Direct primary care advocates have argued that systems already built into the medical world, like professional licensing for doctors, and market forces like competition and patients exercising their choices as consumers, will keep the model honest. For instance, Wisconsinites who currently have problems with a doctor or health care facility can complain to the Wisconsin Department of Safety and Professional Services or the Wisconsin Department of Health Services.

But such agencies have different kinds of expertise and experience than state bodies that oversee insurance, like the Wisconsin Office of the Commissioner of Insurance. If direct primary care exists in a bit of a gray area — an individual doctor providing something that aims to supplement or replace insurance — then it's policymakers will be faced with the question of which, if any, of these agencies is best equipped to regulate the model in the public interest.

Dr. Paul George, a Brown University physician and professor who co-authored a July 2018 Journal of the American Medical Association article critical of the direct primary care model, said that without adequate regulations, direct primary care could create a two-tiered healthcare system in the United States.
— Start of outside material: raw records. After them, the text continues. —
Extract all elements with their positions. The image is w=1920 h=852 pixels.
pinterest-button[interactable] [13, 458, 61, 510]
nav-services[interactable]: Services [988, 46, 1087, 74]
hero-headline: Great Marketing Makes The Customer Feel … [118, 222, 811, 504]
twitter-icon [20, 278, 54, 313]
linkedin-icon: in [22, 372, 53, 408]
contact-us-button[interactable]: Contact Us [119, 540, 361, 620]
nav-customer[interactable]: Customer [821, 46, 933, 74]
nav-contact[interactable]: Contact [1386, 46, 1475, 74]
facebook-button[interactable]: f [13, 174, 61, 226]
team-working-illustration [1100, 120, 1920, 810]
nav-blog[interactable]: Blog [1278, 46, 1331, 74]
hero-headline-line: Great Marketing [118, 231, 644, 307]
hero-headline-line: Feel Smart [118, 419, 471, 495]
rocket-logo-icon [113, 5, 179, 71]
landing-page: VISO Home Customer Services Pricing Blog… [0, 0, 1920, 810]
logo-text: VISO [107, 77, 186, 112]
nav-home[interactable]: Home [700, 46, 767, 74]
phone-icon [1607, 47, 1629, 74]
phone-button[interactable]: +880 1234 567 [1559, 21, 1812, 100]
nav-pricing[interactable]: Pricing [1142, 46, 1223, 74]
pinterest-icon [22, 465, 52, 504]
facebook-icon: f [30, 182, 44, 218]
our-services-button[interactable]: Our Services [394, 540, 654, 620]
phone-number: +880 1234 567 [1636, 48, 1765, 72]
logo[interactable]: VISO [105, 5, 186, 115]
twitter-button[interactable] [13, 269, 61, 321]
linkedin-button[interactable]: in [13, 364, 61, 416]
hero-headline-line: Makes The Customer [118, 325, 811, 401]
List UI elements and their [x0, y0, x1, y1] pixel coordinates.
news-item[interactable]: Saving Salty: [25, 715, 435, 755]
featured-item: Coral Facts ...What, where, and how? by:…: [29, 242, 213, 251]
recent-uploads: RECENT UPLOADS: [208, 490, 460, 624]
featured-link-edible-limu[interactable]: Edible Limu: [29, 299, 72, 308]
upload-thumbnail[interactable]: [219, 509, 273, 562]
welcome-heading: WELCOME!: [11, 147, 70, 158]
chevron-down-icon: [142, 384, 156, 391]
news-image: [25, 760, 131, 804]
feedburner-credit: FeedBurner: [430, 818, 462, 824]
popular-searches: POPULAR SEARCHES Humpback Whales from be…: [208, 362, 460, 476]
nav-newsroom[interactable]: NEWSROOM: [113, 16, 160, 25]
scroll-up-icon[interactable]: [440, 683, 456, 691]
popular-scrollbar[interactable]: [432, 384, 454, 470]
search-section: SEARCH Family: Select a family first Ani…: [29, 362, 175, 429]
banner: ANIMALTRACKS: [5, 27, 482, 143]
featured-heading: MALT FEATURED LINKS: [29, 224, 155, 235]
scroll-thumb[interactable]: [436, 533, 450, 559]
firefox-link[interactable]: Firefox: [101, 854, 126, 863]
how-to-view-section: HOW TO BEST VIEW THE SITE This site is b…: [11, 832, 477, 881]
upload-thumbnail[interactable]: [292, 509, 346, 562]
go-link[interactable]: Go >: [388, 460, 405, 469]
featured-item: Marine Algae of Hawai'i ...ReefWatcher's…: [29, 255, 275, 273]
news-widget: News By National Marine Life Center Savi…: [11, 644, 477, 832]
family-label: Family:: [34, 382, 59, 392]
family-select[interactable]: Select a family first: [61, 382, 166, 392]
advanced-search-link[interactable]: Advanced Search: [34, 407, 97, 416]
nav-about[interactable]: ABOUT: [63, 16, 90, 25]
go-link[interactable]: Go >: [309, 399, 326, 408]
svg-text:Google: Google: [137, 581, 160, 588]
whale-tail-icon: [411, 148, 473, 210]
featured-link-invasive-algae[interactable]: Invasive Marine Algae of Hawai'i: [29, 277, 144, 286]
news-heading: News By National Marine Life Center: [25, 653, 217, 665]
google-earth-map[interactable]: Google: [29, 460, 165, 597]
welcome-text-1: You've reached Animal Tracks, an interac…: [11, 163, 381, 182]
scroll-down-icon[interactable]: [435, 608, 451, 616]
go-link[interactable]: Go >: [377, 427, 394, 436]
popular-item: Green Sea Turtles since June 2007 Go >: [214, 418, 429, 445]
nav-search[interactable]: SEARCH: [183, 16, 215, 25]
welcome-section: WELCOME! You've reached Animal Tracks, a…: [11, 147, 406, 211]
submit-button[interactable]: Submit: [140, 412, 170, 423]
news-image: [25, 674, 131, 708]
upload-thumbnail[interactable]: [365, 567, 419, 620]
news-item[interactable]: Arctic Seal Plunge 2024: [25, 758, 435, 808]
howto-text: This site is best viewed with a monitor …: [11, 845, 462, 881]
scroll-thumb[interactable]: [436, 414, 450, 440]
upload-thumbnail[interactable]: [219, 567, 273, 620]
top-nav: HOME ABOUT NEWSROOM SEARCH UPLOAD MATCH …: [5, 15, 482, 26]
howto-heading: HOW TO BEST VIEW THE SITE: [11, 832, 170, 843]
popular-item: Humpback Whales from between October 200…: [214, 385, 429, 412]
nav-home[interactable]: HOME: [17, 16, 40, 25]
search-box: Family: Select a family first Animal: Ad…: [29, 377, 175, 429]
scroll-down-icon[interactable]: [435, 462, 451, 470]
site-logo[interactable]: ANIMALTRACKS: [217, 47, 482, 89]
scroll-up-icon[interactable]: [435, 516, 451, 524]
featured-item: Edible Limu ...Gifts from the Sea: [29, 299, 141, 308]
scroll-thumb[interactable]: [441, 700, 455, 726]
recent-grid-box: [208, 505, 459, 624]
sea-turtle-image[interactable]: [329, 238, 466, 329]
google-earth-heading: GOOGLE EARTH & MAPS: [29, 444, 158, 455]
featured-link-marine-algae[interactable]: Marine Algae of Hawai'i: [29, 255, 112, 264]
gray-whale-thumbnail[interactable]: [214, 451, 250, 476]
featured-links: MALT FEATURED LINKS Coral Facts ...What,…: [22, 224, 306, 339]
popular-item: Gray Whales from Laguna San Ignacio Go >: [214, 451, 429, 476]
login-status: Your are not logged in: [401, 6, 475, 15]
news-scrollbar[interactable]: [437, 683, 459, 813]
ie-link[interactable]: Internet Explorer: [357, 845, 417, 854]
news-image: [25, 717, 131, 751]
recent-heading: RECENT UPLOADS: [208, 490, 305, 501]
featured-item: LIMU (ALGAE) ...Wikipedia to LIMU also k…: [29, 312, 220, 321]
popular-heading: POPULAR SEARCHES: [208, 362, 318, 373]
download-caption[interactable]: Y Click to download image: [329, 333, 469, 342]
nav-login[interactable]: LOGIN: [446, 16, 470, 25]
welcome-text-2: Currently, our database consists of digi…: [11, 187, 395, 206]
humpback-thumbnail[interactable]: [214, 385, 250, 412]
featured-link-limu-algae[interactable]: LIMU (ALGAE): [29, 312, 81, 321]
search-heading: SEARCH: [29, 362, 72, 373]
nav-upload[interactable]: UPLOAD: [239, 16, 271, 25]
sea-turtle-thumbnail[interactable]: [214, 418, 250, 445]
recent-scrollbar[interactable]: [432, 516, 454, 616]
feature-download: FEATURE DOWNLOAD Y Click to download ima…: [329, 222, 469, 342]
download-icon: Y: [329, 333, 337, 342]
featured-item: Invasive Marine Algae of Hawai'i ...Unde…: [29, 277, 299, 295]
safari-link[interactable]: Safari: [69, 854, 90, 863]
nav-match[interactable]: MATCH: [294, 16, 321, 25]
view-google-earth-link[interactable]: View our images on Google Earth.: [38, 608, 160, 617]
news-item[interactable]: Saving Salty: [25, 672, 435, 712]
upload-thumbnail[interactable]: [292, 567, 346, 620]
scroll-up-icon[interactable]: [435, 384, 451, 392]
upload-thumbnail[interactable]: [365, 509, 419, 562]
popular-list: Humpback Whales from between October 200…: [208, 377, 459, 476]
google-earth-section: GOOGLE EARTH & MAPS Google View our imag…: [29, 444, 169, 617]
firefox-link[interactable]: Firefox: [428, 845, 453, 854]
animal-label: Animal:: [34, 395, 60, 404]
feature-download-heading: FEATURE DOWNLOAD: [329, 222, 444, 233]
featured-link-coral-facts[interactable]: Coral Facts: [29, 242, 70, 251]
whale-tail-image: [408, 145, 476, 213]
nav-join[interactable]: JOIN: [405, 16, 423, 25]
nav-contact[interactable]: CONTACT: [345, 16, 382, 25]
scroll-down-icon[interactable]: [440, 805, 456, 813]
"I think it creates a situation that is ripe for abuse, quite honestly," George said. "You're sort of charging an individual an extra fee … on top of folks having to buy health insurance."

While George concedes that the direct primary care model can improve satisfaction for both doctors and patients, he also pointed out that satisfaction and health outcomes are not the same. In George's view, direct primary care still needs to make its case to consumers.

"If direct primary care practices want to make a claim that they're improving health care, that they're improving primary care, then they need to prove it," George said. "They need to report their outcomes."